Of course, friends asked when I’d be moving to Portland—especially after my second son had migrated there too. “Oh, I’m just not one of those live-close grandmas. I love my visits—and I love my life in California,” I'd tell them. But when Garen arrived just six days before his daddy’s birth date—having survived a tumultuous time in the womb and the loss of a kidney—something shifted. By now, I’d made Hawai’i my home, and the thought of an ocean between this peaceful, translucent creature and me just didn’t hold water. Not even one salty drop.

Pulling my storage from California and retrieving it from Maui, I am now living in the greater Portland area with a greater sense of wholeness. I work at home as always—writing, doing astrology readings, jet-setting around the SoMe world, traveling when I can, and keeping my relationships vital in person and ala Skype.
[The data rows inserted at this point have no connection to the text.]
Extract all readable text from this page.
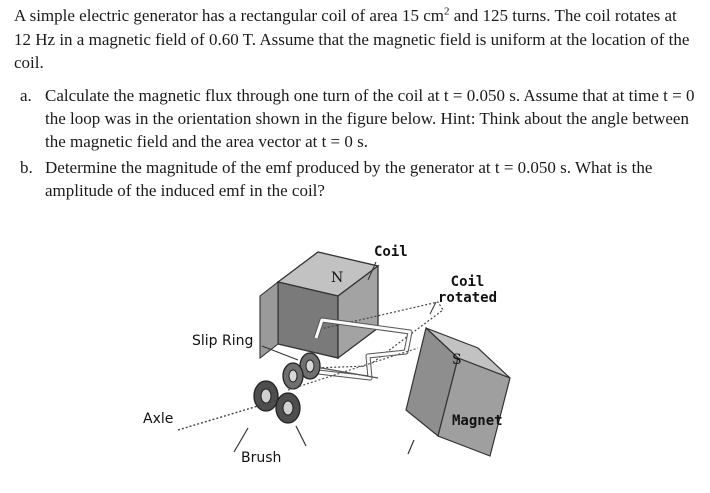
A simple electric generator has a rectangular coil of area 15 $cm^2$ and 125 turns. The coil rotates at 12 Hz in a magnetic field of 0.60 T. Assume that the magnetic field is uniform at the location of the coil.
a. Calculate the magnetic flux through one turn of the coil at t = 0.050 s. Assume that at time t = 0 the loop was in the orientation shown in the figure below. Hint: Think about the angle between the magnetic field and the area vector at t = 0 s.
b. Determine the magnitude of the emf produced by the generator at t = 0.050 s. What is the amplitude of the induced emf in the coil?
N
S
Coil
Coil
rotated
Slip Ring
Axle
Brush
Magnet
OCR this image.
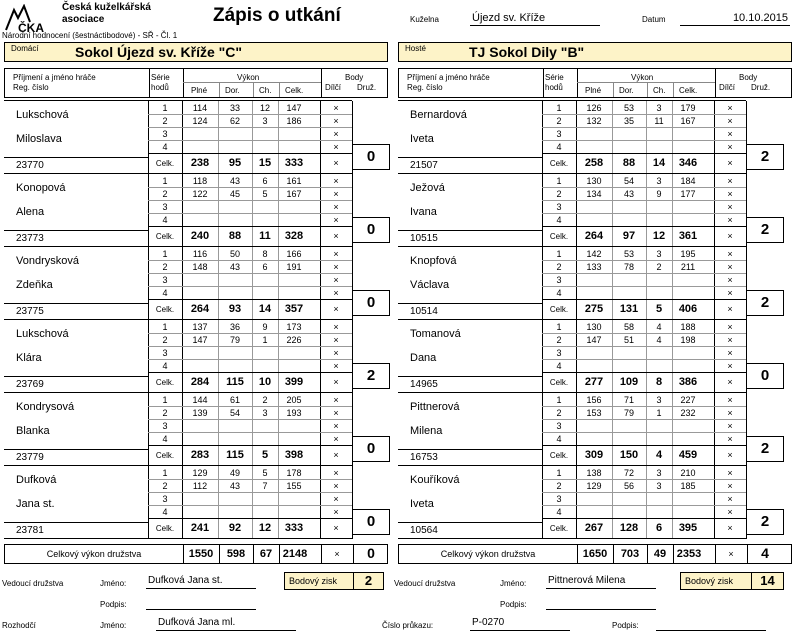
ČKA
Česká kuželkářská
asociace
Národní hodnocení (šestnáctibodové) - SŘ - Čl. 1
Zápis o utkání	Kuželna	Újezd sv. Kříže	Datum	10.10.2015
Domácí	Sokol Újezd sv. Kříže "C"
Příjmení a jméno hráče
Reg. číslo
Série
hodů
Výkon
Plné Dor. Ch. Celk.
Body
Dílčí Druž.
Lukschová
Miloslava
23770
1	114	33	12	147	×
2	124	62	3	186	×
3	×
4	×
Celk.	238	95	15	333	×	0
Konopová
Alena
23773
1	118	43	6	161	×
2	122	45	5	167	×
3	×
4	×
Celk.	240	88	11	328	×	0
Vondrysková
Zdeňka
23775
1	116	50	8	166	×
2	148	43	6	191	×
3	×
4	×
Celk.	264	93	14	357	×	0
Lukschová
Klára
23769
1	137	36	9	173	×
2	147	79	1	226	×
3	×
4	×
Celk.	284	115	10	399	×	2
Kondrysová
Blanka
23779
1	144	61	2	205	×
2	139	54	3	193	×
3	×
4	×
Celk.	283	115	5	398	×	0
Dufková
Jana st.
23781
1	129	49	5	178	×
2	112	43	7	155	×
3	×
4	×
Celk.	241	92	12	333	×	0
Celkový výkon družstva	1550	598	67 2148	×	0
Hosté	TJ Sokol Dily "B"
Příjmení a jméno hráče
Reg. číslo
Série
hodů
Výkon
Plné Dor. Ch. Celk.
Body
Dílčí Druž.
Bernardová
Iveta
21507
1	126	53	3	179	×
2	132	35	11	167	×
3	×
4	×
Celk.	258	88	14	346	×	2
Ježová
Ivana
10515
1	130	54	3	184	×
2	134	43	9	177	×
3	×
4	×
Celk.	264	97	12	361	×	2
Knopfová
Václava
10514
1	142	53	3	195	×
2	133	78	2	211	×
3	×
4	×
Celk.	275	131	5	406	×	2
Tomanová
Dana
14965
1	130	58	4	188	×
2	147	51	4	198	×
3	×
4	×
Celk.	277	109	8	386	×	0
Pittnerová
Milena
16753
1	156	71	3	227	×
2	153	79	1	232	×
3	×
4	×
Celk.	309	150	4	459	×	2
Kouříková
Iveta
10564
1	138	72	3	210	×
2	129	56	3	185	×
3	×
4	×
Celk.	267	128	6	395	×	2
Celkový výkon družstva	1650	703	49 2353	×	4
Bodový zisk	2	Bodový zisk	14
Vedoucí družstva	Jméno: Dufková Jana st.
Podpis:
Vedoucí družstva	Jméno: Pittnerová Milena
Podpis:
Rozhodčí	Jméno:	Dufková Jana ml.	Číslo průkazu:	P-0270	Podpis:
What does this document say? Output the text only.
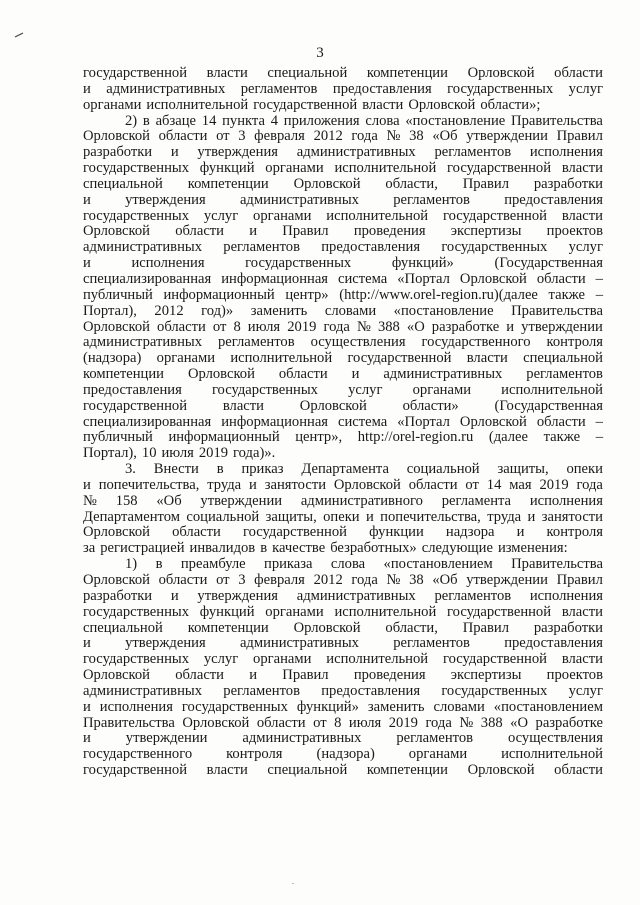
3
государственной власти специальной компетенции Орловской области
и административных регламентов предоставления государственных услуг
органами исполнительной государственной власти Орловской области»;
2) в абзаце 14 пункта 4 приложения слова «постановление Правительства
Орловской области от 3 февраля 2012 года № 38 «Об утверждении Правил
разработки и утверждения административных регламентов исполнения
государственных функций органами исполнительной государственной власти
специальной компетенции Орловской области, Правил разработки
и утверждения административных регламентов предоставления
государственных услуг органами исполнительной государственной власти
Орловской области и Правил проведения экспертизы проектов
административных регламентов предоставления государственных услуг
и	исполнения	государственных	функций»	(Государственная
специализированная информационная система «Портал Орловской области –
публичный информационный центр» (http://www.orel-region.ru)(далее также –
Портал), 2012 год)» заменить словами «постановление Правительства
Орловской области от 8 июля 2019 года № 388 «О разработке и утверждении
административных регламентов осуществления государственного контроля
(надзора) органами исполнительной государственной власти специальной
компетенции Орловской области и административных регламентов
предоставления государственных услуг органами исполнительной
государственной власти Орловской области» (Государственная
специализированная информационная система «Портал Орловской области –
публичный информационный центр», http://orel-region.ru (далее также –
Портал), 10 июля 2019 года)».
3. Внести в приказ Департамента социальной защиты, опеки
и попечительства, труда и занятости Орловской области от 14 мая 2019 года
№ 158 «Об утверждении административного регламента исполнения
Департаментом социальной защиты, опеки и попечительства, труда и занятости
Орловской области государственной функции надзора и контроля
за регистрацией инвалидов в качестве безработных» следующие изменения:
1) в преамбуле приказа слова «постановлением Правительства
Орловской области от 3 февраля 2012 года № 38 «Об утверждении Правил
разработки и утверждения административных регламентов исполнения
государственных функций органами исполнительной государственной власти
специальной компетенции Орловской области, Правил разработки
и утверждения административных регламентов предоставления
государственных услуг органами исполнительной государственной власти
Орловской области и Правил проведения экспертизы проектов
административных регламентов предоставления государственных услуг
и исполнения государственных функций» заменить словами «постановлением
Правительства Орловской области от 8 июля 2019 года № 388 «О разработке
и утверждении административных регламентов осуществления
государственного контроля (надзора) органами исполнительной
государственной власти специальной компетенции Орловской области
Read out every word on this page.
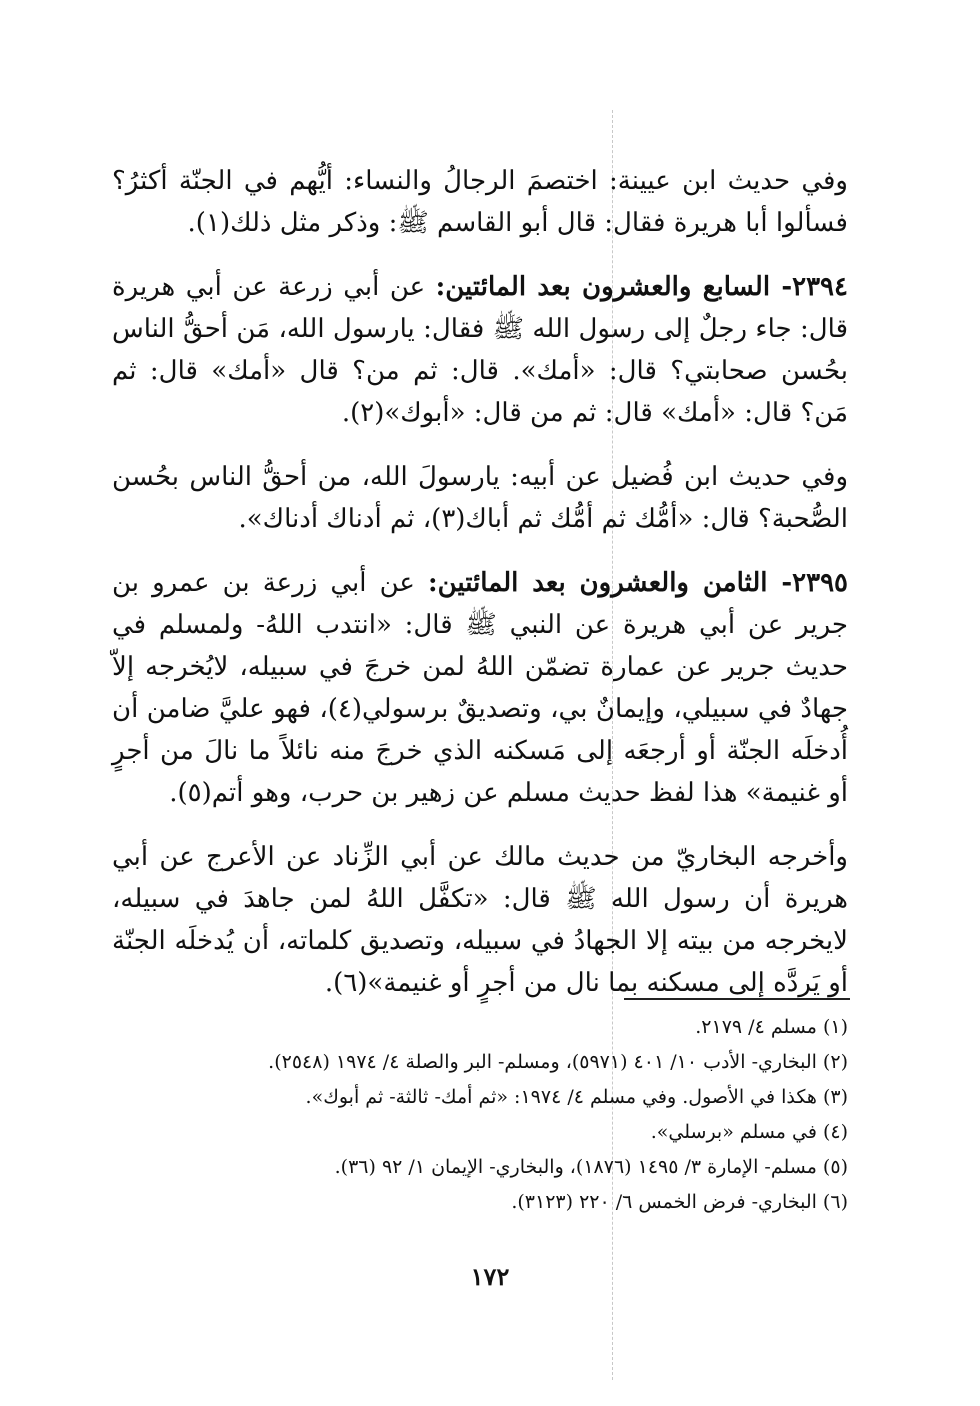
وفي حديث ابن عيينة: اختصمَ الرجالُ والنساء: أيُّهم في الجنّة أكثرُ؟ فسألوا أبا هريرة فقال: قال أبو القاسم ﷺ: وذكر مثل ذلك(١).

٢٣٩٤- السابع والعشرون بعد المائتين: عن أبي زرعة عن أبي هريرة قال: جاء رجلٌ إلى رسول الله ﷺ فقال: يارسول الله، مَن أحقُّ الناس بحُسن صحابتي؟ قال: «أمك». قال: ثم من؟ قال «أمك» قال: ثم مَن؟ قال: «أمك» قال: ثم من قال: «أبوك»(٢).

وفي حديث ابن فُضيل عن أبيه: يارسولَ الله، من أحقُّ الناس بحُسن الصُّحبة؟ قال: «أمُّك ثم أمُّك ثم أباك(٣)، ثم أدناك أدناك».

٢٣٩٥- الثامن والعشرون بعد المائتين: عن أبي زرعة بن عمرو بن جرير عن أبي هريرة عن النبي ﷺ قال: «انتدب اللهُ- ولمسلم في حديث جرير عن عمارة تضمّن اللهُ لمن خرجَ في سبيله، لايُخرجه إلاّ جهادٌ في سبيلي، وإيمانٌ بي، وتصديقٌ برسولي(٤)، فهو عليَّ ضامن أن أُدخلَه الجنّة أو أرجعَه إلى مَسكنه الذي خرجَ منه نائلاً ما نالَ من أجرٍ أو غنيمة» هذا لفظ حديث مسلم عن زهير بن حرب، وهو أتم(٥).

وأخرجه البخاريّ من حديث مالك عن أبي الزِّناد عن الأعرج عن أبي هريرة أن رسول الله ﷺ قال: «تكفَّل اللهُ لمن جاهدَ في سبيله، لايخرجه من بيته إلا الجهادُ في سبيله، وتصديق كلماته، أن يُدخلَه الجنّة أو يَردَّه إلى مسكنه بما نال من أجرٍ أو غنيمة»(٦).

(١) مسلم ٤/ ٢١٧٩.
(٢) البخاري- الأدب ١٠/ ٤٠١ (٥٩٧١)، ومسلم- البر والصلة ٤/ ١٩٧٤ (٢٥٤٨).
(٣) هكذا في الأصول. وفي مسلم ٤/ ١٩٧٤: «ثم أمك- ثالثة- ثم أبوك».
(٤) في مسلم «برسلي».
(٥) مسلم- الإمارة ٣/ ١٤٩٥ (١٨٧٦)، والبخاري- الإيمان ١/ ٩٢ (٣٦).
(٦) البخاري- فرض الخمس ٦/ ٢٢٠ (٣١٢٣).
١٧٢
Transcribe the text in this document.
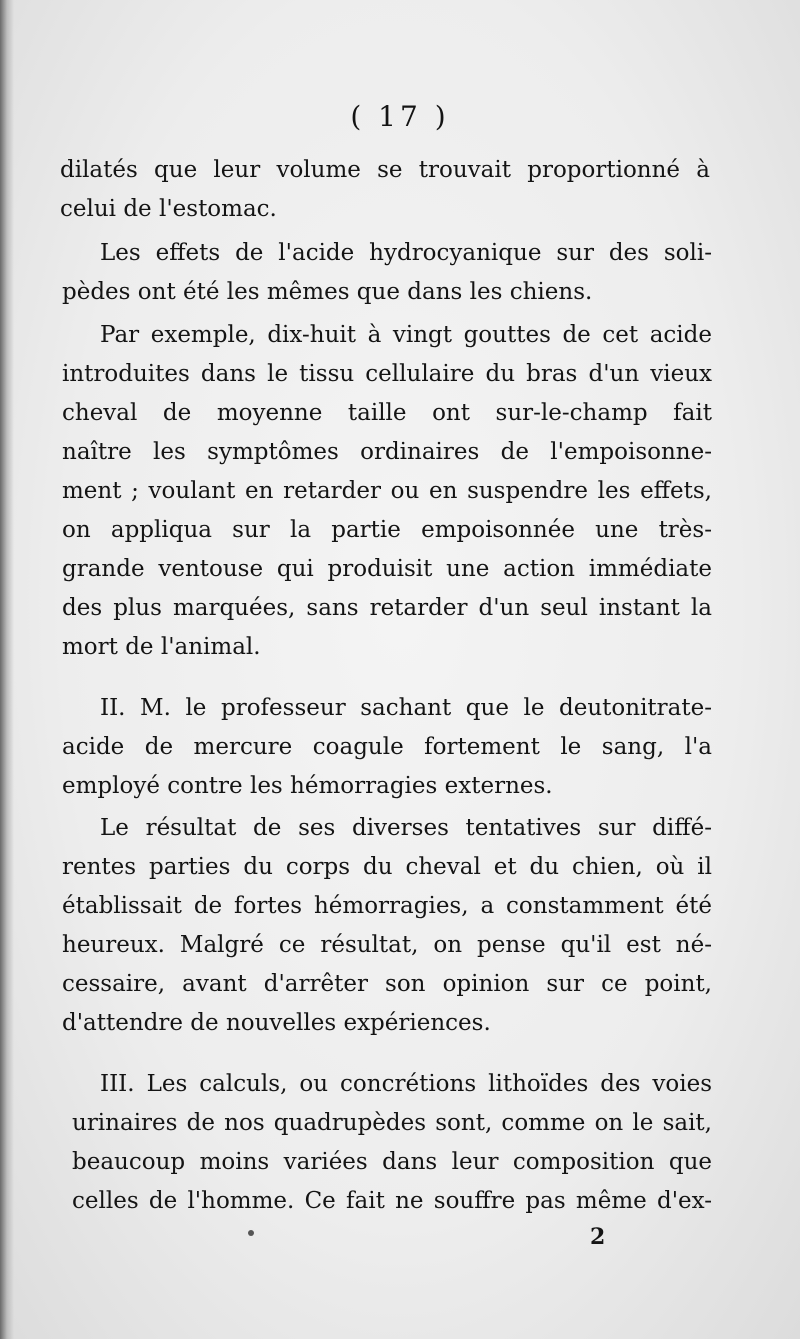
( 17 )
dilatés que leur volume se trouvait proportionné à
celui de l'estomac.
Les effets de l'acide hydrocyanique sur des soli-
pèdes ont été les mêmes que dans les chiens.
Par exemple, dix-huit à vingt gouttes de cet acide
introduites dans le tissu cellulaire du bras d'un vieux
cheval de moyenne taille ont sur-le-champ fait
naître les symptômes ordinaires de l'empoisonne-
ment ; voulant en retarder ou en suspendre les effets,
on appliqua sur la partie empoisonnée une très-
grande ventouse qui produisit une action immédiate
des plus marquées, sans retarder d'un seul instant la
mort de l'animal.
II. M. le professeur sachant que le deutonitrate-
acide de mercure coagule fortement le sang, l'a
employé contre les hémorragies externes.
Le résultat de ses diverses tentatives sur diffé-
rentes parties du corps du cheval et du chien, où il
établissait de fortes hémorragies, a constamment été
heureux. Malgré ce résultat, on pense qu'il est né-
cessaire, avant d'arrêter son opinion sur ce point,
d'attendre de nouvelles expériences.
III. Les calculs, ou concrétions lithoïdes des voies
urinaires de nos quadrupèdes sont, comme on le sait,
beaucoup moins variées dans leur composition que
celles de l'homme. Ce fait ne souffre pas même d'ex-
2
But the rest of the time, I’m living the Delly life—ferrying my off-offsprings in the “DellyMobile;” cheering at skating lessons and baseball games; watching movies that fall blessedly below my radar; and of course, keeping company with my little bald man. I’m in their messy, precious lives and they're in mine.

I don’t know how long I’ll be in this gorgeous corner of the Northwest, but I do know that however unexpectedly, I am fully here--far sillier and more spontaneous than at any other time in my life. I'm here because I want to be and because Life changes…us.